Jinhee Park and John Hong, in a doorway that opens to the building’s shared roof deck. Behind them is the upstairs lounge of their neighbors, adorned with Eames chairs, Kartell stools, and a woodstove from Rais Wittus.
Andy Hong tunes out with his hi-fi system in the living area of his ground floor. The big room contains a kitchen, a washer-dryer, and ample work surfaces. “Since I travel a lot,” he says, “I really look forward to hanging out in the big room, catching up with my hobbies and doing laundry.”
To save money and time, the architects used similar designs for the bathrooms
in both their and Andy’s apartment: Philippe Starck toilets, fixtures from New York’s AF Supply, and custom cabinets painted with watertight auto-body paint.
Music is a big part of life for the Hong brothers: Andy was a DJ for an MIT radio station, where he met Thos Niles, a punk rocker. John plays the electric guitar, but these days he doesn’t have enough time to practice.
Between the kitchen and main entrance is a large mudroom where Andy keeps "a bike for every season, including two one-speeds." The slate floor, with a drain and a hose in the wall, facilitates mud removal.
Knowing that Andy’s multi-tasking begets clutter, John provided him with plenty of cabinets. By making very particular requests of The Home Depot—asking for irregular-sized doors and painting them electric green—John defied the generic look of big-box cabinetry.
Avid cooks, Jinhee and John spend part of every day around their custom-built kitchen
island, surrounded by Compasso d’Oro barstools.
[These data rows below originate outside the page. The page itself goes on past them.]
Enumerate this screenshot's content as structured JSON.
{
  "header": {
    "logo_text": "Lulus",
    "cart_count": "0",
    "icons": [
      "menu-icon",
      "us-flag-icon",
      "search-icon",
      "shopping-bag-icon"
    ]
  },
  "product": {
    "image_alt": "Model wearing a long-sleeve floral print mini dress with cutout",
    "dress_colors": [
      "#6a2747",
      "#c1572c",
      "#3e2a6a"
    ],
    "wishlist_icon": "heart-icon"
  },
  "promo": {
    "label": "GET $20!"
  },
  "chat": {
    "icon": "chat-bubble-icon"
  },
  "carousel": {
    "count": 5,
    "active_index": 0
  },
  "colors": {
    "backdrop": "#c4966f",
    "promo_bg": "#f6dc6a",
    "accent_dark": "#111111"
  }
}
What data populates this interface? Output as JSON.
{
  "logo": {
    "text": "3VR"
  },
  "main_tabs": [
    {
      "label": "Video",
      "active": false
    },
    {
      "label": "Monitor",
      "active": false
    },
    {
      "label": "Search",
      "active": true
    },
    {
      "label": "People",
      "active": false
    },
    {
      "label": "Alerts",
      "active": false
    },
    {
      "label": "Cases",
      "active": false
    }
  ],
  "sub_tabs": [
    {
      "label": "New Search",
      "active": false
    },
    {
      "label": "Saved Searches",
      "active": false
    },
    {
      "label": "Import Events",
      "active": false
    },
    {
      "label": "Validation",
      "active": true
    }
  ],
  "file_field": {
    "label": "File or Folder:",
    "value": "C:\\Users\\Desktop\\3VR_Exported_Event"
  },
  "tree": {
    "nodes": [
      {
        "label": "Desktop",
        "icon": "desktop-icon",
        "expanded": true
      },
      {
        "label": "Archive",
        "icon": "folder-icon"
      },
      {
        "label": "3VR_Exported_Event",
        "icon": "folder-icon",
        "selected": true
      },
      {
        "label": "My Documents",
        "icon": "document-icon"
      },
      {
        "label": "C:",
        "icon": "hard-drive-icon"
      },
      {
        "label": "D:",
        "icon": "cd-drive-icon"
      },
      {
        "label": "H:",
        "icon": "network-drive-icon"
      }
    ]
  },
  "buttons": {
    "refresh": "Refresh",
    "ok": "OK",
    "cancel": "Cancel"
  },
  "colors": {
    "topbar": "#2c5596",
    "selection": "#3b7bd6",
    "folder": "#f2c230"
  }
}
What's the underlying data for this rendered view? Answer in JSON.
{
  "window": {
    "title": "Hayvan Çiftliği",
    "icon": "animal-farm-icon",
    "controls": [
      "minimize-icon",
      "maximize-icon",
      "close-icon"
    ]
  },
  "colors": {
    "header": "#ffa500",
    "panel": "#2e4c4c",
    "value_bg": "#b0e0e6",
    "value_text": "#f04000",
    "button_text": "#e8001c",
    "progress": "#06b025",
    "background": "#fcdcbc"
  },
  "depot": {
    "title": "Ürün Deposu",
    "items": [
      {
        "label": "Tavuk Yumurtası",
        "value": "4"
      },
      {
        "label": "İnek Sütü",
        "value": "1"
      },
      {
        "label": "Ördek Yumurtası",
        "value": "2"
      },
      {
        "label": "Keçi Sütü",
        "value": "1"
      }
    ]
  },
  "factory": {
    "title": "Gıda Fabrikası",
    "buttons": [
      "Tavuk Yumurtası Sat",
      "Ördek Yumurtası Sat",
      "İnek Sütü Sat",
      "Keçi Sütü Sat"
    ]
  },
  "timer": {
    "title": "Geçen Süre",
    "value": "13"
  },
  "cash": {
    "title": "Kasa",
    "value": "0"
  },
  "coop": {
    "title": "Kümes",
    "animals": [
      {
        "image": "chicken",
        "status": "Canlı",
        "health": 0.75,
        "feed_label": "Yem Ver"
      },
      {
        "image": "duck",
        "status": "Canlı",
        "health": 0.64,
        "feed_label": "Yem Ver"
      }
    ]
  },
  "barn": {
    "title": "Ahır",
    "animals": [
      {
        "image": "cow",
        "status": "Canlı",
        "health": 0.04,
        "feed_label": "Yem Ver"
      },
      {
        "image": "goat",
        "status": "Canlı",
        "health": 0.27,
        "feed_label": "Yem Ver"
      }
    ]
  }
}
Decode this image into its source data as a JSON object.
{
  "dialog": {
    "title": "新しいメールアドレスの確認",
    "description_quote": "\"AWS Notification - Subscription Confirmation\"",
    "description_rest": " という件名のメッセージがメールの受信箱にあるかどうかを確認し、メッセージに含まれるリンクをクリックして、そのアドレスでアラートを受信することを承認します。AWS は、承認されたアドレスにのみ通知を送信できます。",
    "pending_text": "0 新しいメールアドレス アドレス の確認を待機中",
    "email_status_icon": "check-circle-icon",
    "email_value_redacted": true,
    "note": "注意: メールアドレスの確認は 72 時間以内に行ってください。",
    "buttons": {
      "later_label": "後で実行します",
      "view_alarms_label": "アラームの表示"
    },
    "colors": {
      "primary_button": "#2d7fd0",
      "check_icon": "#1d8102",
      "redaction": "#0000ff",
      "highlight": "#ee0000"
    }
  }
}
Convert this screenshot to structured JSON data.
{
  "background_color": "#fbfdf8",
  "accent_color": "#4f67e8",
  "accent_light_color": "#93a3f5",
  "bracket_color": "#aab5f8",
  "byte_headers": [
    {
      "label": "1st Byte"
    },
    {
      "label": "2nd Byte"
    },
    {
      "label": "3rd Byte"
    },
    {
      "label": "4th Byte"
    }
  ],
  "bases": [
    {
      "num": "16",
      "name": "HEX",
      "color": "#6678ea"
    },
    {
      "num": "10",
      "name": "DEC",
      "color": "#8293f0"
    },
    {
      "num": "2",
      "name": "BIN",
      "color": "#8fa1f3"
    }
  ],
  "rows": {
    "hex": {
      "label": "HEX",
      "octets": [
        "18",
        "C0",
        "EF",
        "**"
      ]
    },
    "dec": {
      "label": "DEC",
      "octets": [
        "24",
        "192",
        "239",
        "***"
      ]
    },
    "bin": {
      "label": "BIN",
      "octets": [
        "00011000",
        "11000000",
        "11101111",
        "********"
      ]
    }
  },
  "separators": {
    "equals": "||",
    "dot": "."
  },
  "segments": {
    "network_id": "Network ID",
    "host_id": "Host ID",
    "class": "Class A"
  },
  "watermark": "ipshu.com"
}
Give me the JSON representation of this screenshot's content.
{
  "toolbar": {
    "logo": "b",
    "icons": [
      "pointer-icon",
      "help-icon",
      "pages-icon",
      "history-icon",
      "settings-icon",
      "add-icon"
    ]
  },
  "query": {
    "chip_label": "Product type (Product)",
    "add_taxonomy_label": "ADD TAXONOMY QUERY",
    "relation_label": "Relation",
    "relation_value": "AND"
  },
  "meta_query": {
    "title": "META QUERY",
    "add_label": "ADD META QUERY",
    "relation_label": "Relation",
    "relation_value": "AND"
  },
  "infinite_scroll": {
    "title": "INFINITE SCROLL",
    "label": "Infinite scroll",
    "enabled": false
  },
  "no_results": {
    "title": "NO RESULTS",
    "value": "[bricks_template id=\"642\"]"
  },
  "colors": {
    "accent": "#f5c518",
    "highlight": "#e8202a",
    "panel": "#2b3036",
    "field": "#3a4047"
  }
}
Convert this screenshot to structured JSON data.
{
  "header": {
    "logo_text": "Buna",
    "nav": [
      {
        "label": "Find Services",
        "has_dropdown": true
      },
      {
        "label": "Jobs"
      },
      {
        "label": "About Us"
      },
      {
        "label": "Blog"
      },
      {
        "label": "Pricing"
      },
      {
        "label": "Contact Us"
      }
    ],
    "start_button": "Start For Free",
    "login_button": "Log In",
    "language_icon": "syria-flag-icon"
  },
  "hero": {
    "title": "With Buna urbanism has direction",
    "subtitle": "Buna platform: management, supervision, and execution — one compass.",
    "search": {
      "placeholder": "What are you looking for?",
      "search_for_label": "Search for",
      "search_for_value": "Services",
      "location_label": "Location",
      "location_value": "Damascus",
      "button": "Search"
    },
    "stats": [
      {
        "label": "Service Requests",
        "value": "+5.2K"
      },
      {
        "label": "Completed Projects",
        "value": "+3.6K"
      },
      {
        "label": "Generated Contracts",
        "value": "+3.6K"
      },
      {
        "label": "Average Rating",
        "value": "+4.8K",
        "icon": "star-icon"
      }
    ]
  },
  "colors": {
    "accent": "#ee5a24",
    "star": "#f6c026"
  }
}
An edamame plant on their patio occasionally provides leaves for Korean dishes.
The building’s south elevation. The lofty double-height balcony, with windows leading into his study, shows how the architects’ break from the triple-decker’s usual horizontality created dramatic results.
Jinhee and John, looking east from the dual-story roof deck. The door behind Jinhee leads to the top floor of Andy Hong’s unit, where a bar fridge contains wine ready for parties. In the background is the boxy form of a traditional triple-decker.